Х. Увеман провела неделю в столице СССР, ознакомилась с работой научных центров, а по возвращении в Гамбург написала подробный отчет о своей работе. В конце там значилось: «Существует явная целесообразность обмена научными специалистами двух стран», а Копылов написал в своем отчете: «Необходим критический анализ опыта немецких коллег».


На самом деле все было так: прилетел самолет компании «Люфтганза», Копылов пошел встречать и увидел: худая, высокая шатенка тянет чемодан на колесиках, волосы — мелким бесом, в глазах — спокойная грусть.
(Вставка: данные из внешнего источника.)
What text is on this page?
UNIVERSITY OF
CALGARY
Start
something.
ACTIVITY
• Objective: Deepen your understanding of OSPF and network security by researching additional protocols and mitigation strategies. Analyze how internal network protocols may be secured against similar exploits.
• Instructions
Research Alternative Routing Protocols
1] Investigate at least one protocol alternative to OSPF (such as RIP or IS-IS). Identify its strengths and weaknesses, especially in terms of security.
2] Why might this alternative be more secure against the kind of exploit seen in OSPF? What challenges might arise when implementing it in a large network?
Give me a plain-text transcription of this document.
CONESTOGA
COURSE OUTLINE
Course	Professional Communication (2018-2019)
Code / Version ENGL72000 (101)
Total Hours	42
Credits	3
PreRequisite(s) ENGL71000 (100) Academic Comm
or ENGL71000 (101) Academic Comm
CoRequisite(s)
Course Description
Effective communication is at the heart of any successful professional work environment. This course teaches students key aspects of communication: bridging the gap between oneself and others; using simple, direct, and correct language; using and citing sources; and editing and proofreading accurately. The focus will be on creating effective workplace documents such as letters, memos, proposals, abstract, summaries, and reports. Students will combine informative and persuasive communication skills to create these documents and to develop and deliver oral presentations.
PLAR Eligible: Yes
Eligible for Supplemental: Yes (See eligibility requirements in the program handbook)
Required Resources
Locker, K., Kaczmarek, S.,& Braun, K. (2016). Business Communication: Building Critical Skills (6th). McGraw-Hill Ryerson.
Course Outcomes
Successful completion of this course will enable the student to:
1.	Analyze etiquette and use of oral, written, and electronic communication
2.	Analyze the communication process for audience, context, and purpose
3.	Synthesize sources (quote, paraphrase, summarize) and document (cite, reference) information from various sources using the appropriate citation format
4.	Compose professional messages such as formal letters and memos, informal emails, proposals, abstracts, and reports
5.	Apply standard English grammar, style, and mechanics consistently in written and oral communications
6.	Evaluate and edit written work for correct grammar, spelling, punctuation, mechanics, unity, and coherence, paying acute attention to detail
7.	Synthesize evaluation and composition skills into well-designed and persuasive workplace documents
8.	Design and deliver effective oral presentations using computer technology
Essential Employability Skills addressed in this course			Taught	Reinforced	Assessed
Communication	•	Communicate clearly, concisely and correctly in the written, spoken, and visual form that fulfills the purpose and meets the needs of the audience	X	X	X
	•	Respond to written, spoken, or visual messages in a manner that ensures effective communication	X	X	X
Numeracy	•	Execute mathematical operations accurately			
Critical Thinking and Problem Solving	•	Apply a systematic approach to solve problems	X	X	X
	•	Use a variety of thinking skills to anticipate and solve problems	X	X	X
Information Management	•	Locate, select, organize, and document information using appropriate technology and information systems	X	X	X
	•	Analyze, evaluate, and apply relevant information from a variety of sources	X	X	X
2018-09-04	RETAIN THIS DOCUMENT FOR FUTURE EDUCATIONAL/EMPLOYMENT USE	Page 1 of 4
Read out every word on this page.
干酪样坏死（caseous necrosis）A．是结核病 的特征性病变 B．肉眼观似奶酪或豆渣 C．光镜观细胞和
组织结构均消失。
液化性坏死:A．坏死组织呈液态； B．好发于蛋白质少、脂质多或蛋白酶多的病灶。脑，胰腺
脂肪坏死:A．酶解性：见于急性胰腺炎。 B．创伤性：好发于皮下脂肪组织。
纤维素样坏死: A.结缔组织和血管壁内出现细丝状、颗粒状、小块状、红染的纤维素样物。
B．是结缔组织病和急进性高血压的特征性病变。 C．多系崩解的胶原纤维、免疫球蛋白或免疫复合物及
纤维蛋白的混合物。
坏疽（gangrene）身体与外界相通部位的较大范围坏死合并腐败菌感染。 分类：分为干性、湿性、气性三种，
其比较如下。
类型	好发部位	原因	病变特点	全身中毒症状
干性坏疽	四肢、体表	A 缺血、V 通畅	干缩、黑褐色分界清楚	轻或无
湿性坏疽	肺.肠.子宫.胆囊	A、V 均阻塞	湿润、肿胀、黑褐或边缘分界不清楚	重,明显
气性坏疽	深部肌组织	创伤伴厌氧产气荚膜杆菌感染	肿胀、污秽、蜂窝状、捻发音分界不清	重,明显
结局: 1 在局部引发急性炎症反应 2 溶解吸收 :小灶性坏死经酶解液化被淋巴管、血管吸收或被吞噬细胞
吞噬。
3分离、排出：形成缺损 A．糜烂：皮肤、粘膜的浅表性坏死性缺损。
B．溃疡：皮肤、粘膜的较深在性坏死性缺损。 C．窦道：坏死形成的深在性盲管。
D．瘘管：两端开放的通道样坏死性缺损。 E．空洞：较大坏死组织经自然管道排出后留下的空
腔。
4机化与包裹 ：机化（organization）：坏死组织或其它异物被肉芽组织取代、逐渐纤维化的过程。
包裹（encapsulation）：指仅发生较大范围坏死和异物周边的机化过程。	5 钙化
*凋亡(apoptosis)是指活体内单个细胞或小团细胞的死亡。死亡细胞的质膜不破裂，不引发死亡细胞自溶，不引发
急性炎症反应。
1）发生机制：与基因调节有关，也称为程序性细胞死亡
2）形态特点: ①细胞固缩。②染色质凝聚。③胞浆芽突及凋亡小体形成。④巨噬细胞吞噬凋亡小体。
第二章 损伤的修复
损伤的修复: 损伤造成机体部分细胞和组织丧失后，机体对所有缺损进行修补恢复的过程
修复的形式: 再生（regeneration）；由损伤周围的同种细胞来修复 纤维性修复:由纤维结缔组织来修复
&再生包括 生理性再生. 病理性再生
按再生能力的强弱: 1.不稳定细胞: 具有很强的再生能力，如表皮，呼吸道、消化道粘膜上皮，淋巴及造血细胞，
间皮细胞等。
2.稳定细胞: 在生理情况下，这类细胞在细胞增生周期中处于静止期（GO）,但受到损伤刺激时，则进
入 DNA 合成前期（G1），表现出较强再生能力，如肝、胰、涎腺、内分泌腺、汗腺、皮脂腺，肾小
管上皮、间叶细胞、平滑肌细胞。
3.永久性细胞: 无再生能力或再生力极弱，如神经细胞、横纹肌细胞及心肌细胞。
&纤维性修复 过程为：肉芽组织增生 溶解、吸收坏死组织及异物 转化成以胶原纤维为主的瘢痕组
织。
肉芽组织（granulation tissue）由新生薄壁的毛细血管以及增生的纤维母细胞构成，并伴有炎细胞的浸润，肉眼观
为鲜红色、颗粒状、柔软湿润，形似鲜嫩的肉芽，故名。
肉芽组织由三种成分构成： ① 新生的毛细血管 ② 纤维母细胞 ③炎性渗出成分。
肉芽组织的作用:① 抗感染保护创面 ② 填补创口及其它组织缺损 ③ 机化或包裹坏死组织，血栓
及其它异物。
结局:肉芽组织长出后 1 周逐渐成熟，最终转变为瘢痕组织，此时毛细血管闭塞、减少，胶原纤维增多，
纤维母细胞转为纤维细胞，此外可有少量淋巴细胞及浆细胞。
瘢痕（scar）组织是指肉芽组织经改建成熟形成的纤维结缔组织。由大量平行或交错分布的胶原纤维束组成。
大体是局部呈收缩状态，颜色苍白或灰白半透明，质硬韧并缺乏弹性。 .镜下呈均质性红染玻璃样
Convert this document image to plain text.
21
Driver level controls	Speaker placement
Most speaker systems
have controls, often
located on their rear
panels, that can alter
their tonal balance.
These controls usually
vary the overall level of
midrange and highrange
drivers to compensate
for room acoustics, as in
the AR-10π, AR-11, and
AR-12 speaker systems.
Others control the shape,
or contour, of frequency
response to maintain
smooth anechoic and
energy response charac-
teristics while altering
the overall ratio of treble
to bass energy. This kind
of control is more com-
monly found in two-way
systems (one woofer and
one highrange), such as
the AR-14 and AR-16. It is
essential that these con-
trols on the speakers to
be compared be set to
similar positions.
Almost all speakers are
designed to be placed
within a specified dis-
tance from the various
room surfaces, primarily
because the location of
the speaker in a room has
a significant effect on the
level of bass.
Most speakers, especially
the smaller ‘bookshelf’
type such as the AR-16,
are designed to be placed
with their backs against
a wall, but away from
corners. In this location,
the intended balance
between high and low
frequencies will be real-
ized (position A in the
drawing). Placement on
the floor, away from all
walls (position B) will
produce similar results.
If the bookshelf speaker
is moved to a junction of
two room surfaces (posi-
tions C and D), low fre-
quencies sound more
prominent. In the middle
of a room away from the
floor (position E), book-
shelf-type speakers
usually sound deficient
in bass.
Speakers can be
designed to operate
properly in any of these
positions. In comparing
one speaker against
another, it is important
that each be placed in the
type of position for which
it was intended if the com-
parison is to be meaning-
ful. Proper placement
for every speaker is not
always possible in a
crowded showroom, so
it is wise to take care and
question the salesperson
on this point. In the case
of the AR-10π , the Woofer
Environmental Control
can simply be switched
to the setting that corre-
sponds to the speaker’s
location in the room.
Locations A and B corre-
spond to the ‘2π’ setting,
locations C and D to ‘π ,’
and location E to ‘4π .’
— Разрешите представиться — Копылов.


— О, здравствуйте… Хельга Увеман.


Сели в черную «Волгу» и покатили в центр города. Русские поля расстилались вокруг. Избы, леса и нервный парень — Копылов. Это увидела Х. Увеман.

Он видел сдержанную немку, курносый профиль, сеточку вокруг глаз, но больше чуял запах свежести, нездешней парфюмерии — «Уайт лайнен», как сказала она позже.


— Курите?


— Курю.


— Я тоже.


— Вот это, — объяснил Копылов, — надолбы. Ежи, противотанковые укрепления и т. д. Сюда подошли немецкие танки. Открылись люки, и в мощные бинокли они увидели Москву.
 С тех пор прошло 42 года.

— О!
 Eine Scheiss Zeit.


— Я родился позже — в 50-м.

— Мы одногодки? — спросила Хельга.

— Да, кажется. Въезжаем в Москву.


— Как звать отель?


— Гостиница «Академическая».


— До Красной площади далеко?


— Не очень. Позвольте? — Копылов приоткрыл портьеру. Пряный воздух с полей заполнил автомобиль. Оба умолкли.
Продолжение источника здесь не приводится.